In my next I will send you an account of a case of cecal abscess which I evacuated per viam naturalem. The operation was done alone in a hovel twelve miles in the country.

Johnson City, Tex. GEO. HARWOOD, M.D.

Milk Sickness or Malignant Epidemic Gastritis Editor MEDICAL WORLD:-I practiced medicine at Constantia, Ohio, from 1873 to 1883. In my large practice there, among cases most difficult to treat were those of so-called "milk sickness."' In the early history of Delaware County Berlin Township was noted for the prevalence of that fatal malady. All who had been afflicted with the disease promptly succumbed after a short, but severe illness.

My first experience with the disease was in the summer and fall of 1879. It remained in that neighborhood for a period of four years. In the summer and fall of 1882 I treated 27 cases of the severest

form, and am happy to state that 25 of the cases fully recovered. In fact during the four years I only lost the two cases above mentioned.

Besides the acute or malignant type there were many cases of a sub-acute form. In nearly every case of whatever type after describing their symptoms, each sufferer almost invariably ended by saying "My stomach hurts me." I became tired of hearing that statement, and yet I always looked for it when they began to describe their symptoms. I must confess I was very much in the dark when I first encountered it. It worried me so that I sought far and near for information, but could not find it. I consulted authors and inquired of medical friends but could get

no help. No one could give me any advice, all stating that they had never seen anything of the kind.

The strange part of it was that altho they suffered for long weeks, not one of them would hear to me calling counsel, saying "if you can't cure me, no one else can." This was confidence with a vengeance. Under the circumstances it contributed to my success, for I was master of the surroundings and my word was law.

Many were taken down suddenly with chill and high fever, complaining of intense thirst with burning pain in the stomach. Others came down gradually, several having malarial symptoms. If any quinin was given, its irritating effects upon the mucus membrane of the stomach stirred up the trouble. The bowels were so constipated that it was almost impossible to get them to move. The urine was often suppressed from 24 to 48 hours. There was tenderness over the epigastric region. The pulse was never above 50 and many times down to 40 and 30. The tongue had a heavy brown fur for the first few days, with red edges and tip. Then it would peel off, leaving a dry, red, glazed surface, that would remain for four or five weeks. Often when patients protruded the tongue, it would crack and bleed.

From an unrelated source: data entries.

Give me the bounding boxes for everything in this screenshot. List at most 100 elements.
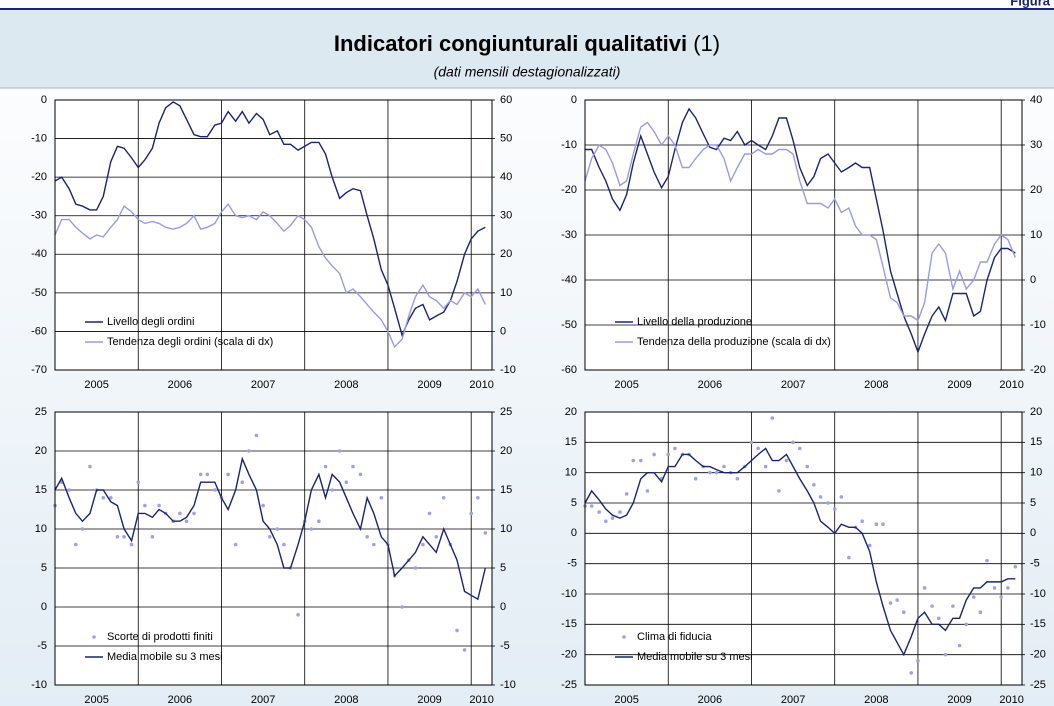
y-tick-label: -25 (561, 679, 577, 691)
y-tick-label: -60 (561, 364, 577, 376)
y2-tick-label: -20 (1030, 649, 1046, 661)
y2-tick-label: 0 (1030, 274, 1036, 286)
data-point (978, 610, 983, 614)
data-point (888, 601, 893, 605)
y-tick-label: -60 (31, 325, 47, 337)
data-point (413, 566, 418, 570)
data-point (999, 595, 1003, 599)
data-point (916, 658, 920, 663)
data-point (267, 535, 272, 539)
data-point (455, 628, 459, 633)
data-point (1006, 586, 1010, 590)
y2-tick-label: 25 (500, 406, 512, 418)
legend-label: Scorte di prodotti finiti (107, 631, 213, 643)
data-point (129, 542, 134, 547)
x-tick-label: 2005 (84, 379, 108, 391)
plot-frame (584, 99, 1023, 371)
data-point (122, 535, 126, 539)
data-point (881, 522, 885, 527)
x-tick-label: 2010 (469, 379, 493, 391)
y-tick-label: -30 (31, 210, 47, 222)
legend-label: Clima di fiducia (637, 631, 712, 643)
y2-tick-label: 40 (500, 171, 512, 183)
plot-frame (54, 411, 493, 686)
data-point (483, 531, 488, 535)
data-point (638, 458, 643, 463)
y2-tick-label: -5 (1030, 558, 1040, 570)
y2-tick-label: -10 (500, 364, 516, 376)
subtitle: (dati mensili destagionalizzati) (434, 64, 621, 80)
title: Indicatori congiunturali qualitativi (1) (334, 31, 720, 56)
y2-tick-label: 40 (1030, 94, 1042, 106)
data-point (240, 480, 245, 485)
y-tick-label: -70 (31, 364, 47, 376)
data-point (909, 671, 914, 675)
data-point (604, 519, 608, 523)
y-tick-label: 5 (41, 562, 47, 574)
data-point (434, 535, 439, 539)
series-line (54, 456, 487, 601)
data-point (874, 522, 879, 527)
data-point (797, 446, 802, 451)
data-point (476, 496, 480, 500)
data-point (992, 586, 997, 590)
plot-area (55, 100, 492, 370)
y-tick-label: 0 (41, 601, 47, 613)
legend-marker (92, 635, 96, 639)
data-point (597, 510, 601, 514)
data-point (143, 503, 147, 508)
x-tick-label: 2010 (999, 379, 1023, 391)
data-point (895, 598, 899, 602)
data-point (317, 519, 321, 523)
title-note: (1) (693, 31, 720, 56)
data-point (337, 449, 342, 453)
y2-tick-label: 10 (1030, 229, 1042, 241)
y-tick-label: -30 (561, 229, 577, 241)
y2-tick-label: -15 (1030, 618, 1046, 630)
data-point (818, 495, 823, 499)
y2-tick-label: -10 (1030, 588, 1046, 600)
x-tick-label: 2008 (334, 379, 358, 391)
data-point (192, 511, 196, 516)
data-point (254, 433, 259, 438)
data-point (101, 496, 106, 500)
series-line (54, 101, 486, 338)
data-point (379, 496, 384, 500)
legend-label: Livello degli ordini (107, 316, 194, 328)
data-point (157, 503, 161, 508)
y2-tick-label: -25 (1030, 679, 1046, 691)
x-tick-label: 2010 (999, 694, 1023, 706)
legend-label: Media mobile su 3 mesi (107, 651, 223, 663)
data-point (985, 558, 989, 563)
data-point (930, 604, 934, 608)
y-tick-label: -20 (561, 184, 577, 196)
data-point (589, 504, 594, 508)
y2-tick-label: 20 (500, 445, 512, 457)
data-point (645, 489, 650, 493)
data-point (150, 535, 155, 539)
plot-frame (584, 411, 1023, 686)
data-point (88, 464, 92, 469)
y-tick-label: 5 (571, 497, 577, 509)
y-tick-label: 0 (571, 527, 577, 539)
y2-tick-label: -5 (500, 640, 510, 652)
data-point (462, 648, 467, 652)
y2-tick-label: 60 (500, 94, 512, 106)
y2-tick-label: 20 (1030, 406, 1042, 418)
x-tick-label: 2007 (251, 694, 275, 706)
data-point (358, 472, 363, 477)
data-point (708, 470, 712, 475)
data-point (136, 480, 141, 485)
y2-tick-label: 20 (1030, 184, 1042, 196)
data-point (247, 449, 251, 453)
data-point (330, 488, 334, 492)
legend-label: Media mobile su 3 mesi (637, 651, 753, 663)
data-point (282, 542, 286, 547)
data-point (400, 605, 404, 609)
data-point (784, 458, 789, 463)
x-tick-label: 2007 (781, 694, 805, 706)
y-tick-label: -10 (561, 139, 577, 151)
data-point (178, 511, 182, 516)
data-point (957, 643, 962, 648)
y-tick-label: -5 (567, 558, 577, 570)
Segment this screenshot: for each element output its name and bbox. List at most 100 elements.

There was seldom any delirium unless the attack was complicated with malaria. The patients were very restless and nervous, with an insatiable thirst that tormented them day and night. They talked of water in the daytime and dreamed of it at night, imagining being at some cool crystal spring, drinking and drinking, and finally waking in all their misery to find it all a delusion. They suffered the tortures of the damned! Water, pure and cool, everywhere, but they could not drink one drop. Every time they drank any water, which I very seldom allowed, it produced nausea, burning and cramping pains in the stomach. The result would be increased thirst and it would take two or three days to get over the bad effects of it. They never asked for the second drink. Ice acted in the same way.

About the third or fourth week, ulceration of the esophagus would occur. This would cause great pain while taking nourishment. Slight hemorrhages would also take place occasionally.

These patients were sick for about six weeks, and then convalescence was very protracted, extending over a period of three or four months.